Using jQuery at Grooveshark

On a daily basis for the last year, I use jquery at work (Grooveshark) to handle different DOM and animation methods. I started out using jquery because I was new to the browser world and Javascript in particular. Jquery made it really easy to come right in and start creating usable modules.

As I got more comfortable with javascript, I started moving away from jquery and building my own methods or extending jquery. One problem with browsers in general is accessing the DOM and any javascript heavy site will always go over this bump. At Grooveshark, because everything is so heavily based on accessing/modifying song/artist/album information, we already have a unique identifier from the MySQL database.
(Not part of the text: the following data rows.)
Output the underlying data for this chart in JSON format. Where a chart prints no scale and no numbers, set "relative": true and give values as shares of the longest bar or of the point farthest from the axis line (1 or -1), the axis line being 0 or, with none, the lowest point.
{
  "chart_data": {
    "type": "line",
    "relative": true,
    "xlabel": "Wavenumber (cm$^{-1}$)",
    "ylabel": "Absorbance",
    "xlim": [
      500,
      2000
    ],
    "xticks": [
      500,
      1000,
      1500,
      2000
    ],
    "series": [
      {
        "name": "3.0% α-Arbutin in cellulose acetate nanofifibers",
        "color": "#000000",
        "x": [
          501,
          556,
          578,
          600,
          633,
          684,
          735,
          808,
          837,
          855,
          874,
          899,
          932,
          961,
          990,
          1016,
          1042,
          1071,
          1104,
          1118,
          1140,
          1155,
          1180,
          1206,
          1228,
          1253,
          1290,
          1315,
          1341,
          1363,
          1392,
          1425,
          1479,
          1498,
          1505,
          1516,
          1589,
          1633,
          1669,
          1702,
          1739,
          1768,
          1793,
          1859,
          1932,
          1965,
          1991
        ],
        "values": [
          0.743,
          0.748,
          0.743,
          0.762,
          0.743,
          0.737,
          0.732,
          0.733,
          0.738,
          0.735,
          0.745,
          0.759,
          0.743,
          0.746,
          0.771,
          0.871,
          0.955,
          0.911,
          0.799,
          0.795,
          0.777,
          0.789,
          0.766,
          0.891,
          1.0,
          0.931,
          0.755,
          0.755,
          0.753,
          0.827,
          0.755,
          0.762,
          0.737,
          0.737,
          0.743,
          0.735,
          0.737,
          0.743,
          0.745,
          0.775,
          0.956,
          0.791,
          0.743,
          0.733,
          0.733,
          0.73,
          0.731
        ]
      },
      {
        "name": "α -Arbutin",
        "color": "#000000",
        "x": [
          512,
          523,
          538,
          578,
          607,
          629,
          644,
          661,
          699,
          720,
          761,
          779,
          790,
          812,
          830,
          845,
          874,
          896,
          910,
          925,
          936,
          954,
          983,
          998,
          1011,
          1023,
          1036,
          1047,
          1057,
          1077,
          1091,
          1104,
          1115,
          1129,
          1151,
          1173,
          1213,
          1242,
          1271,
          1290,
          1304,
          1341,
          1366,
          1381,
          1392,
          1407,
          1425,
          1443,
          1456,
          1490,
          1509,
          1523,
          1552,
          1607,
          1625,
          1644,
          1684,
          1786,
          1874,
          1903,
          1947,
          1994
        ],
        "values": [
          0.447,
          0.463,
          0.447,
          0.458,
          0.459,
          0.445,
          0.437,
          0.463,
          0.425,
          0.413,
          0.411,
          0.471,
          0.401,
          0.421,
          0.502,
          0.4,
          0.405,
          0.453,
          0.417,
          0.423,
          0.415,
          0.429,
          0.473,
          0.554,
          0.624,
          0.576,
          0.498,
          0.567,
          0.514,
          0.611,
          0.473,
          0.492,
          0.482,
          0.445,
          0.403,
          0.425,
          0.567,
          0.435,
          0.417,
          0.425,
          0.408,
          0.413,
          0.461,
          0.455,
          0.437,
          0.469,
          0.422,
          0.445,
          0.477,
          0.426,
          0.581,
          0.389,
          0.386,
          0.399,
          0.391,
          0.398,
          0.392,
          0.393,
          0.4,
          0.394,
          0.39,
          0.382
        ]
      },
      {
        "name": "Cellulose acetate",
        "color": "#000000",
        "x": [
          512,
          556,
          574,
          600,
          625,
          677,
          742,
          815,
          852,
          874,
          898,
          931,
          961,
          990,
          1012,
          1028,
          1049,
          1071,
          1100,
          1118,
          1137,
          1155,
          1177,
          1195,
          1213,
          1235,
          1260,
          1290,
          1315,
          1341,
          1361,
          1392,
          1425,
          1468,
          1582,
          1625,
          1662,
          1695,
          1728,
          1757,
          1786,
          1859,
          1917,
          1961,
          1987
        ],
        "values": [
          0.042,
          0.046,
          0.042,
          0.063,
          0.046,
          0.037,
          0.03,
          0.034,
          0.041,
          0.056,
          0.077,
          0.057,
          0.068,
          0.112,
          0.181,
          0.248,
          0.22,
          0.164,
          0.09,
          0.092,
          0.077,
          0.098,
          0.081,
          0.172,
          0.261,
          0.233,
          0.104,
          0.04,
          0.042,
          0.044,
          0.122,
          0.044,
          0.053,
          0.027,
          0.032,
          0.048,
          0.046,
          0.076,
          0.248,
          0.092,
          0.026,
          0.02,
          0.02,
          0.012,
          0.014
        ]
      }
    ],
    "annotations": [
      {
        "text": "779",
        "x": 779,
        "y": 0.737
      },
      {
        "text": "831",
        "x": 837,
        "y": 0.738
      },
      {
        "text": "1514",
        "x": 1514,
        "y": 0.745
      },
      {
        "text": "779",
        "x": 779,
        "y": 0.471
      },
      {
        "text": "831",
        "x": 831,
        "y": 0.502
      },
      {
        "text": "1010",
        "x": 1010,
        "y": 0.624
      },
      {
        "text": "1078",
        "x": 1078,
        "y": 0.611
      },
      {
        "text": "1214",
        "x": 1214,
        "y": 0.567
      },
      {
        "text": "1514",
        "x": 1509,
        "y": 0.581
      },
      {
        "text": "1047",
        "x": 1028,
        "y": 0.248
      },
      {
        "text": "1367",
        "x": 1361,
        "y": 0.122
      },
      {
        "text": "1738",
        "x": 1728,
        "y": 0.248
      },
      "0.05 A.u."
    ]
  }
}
By using a contextual name based system, we can get really fast DOM lookups for very cheap:

HTML:

<table class="songs">
	<tr id="song_123"><td>A Song</td></tr>
	<tr id="song_456"><td>My Song</td></tr>
		...	MORE SONGS ...
	<tr id="song_789><td>Your Song</td></tr>
</table>

Javascript:

function song_click() {
	$("table.songs tr").click(function() {
		var domid = $(this).attr("id");
		var songid = domid.split("_")[1];
		// possibilities endless...
	}
}

This is not exactly what we do (currently using inline event handler - I know, not very web2.0-ish of me), but this is the basic idea. The html elements themselves contain a reference to the data they represent so whenever a user interacts with that element, it’s very easy to identify what it is.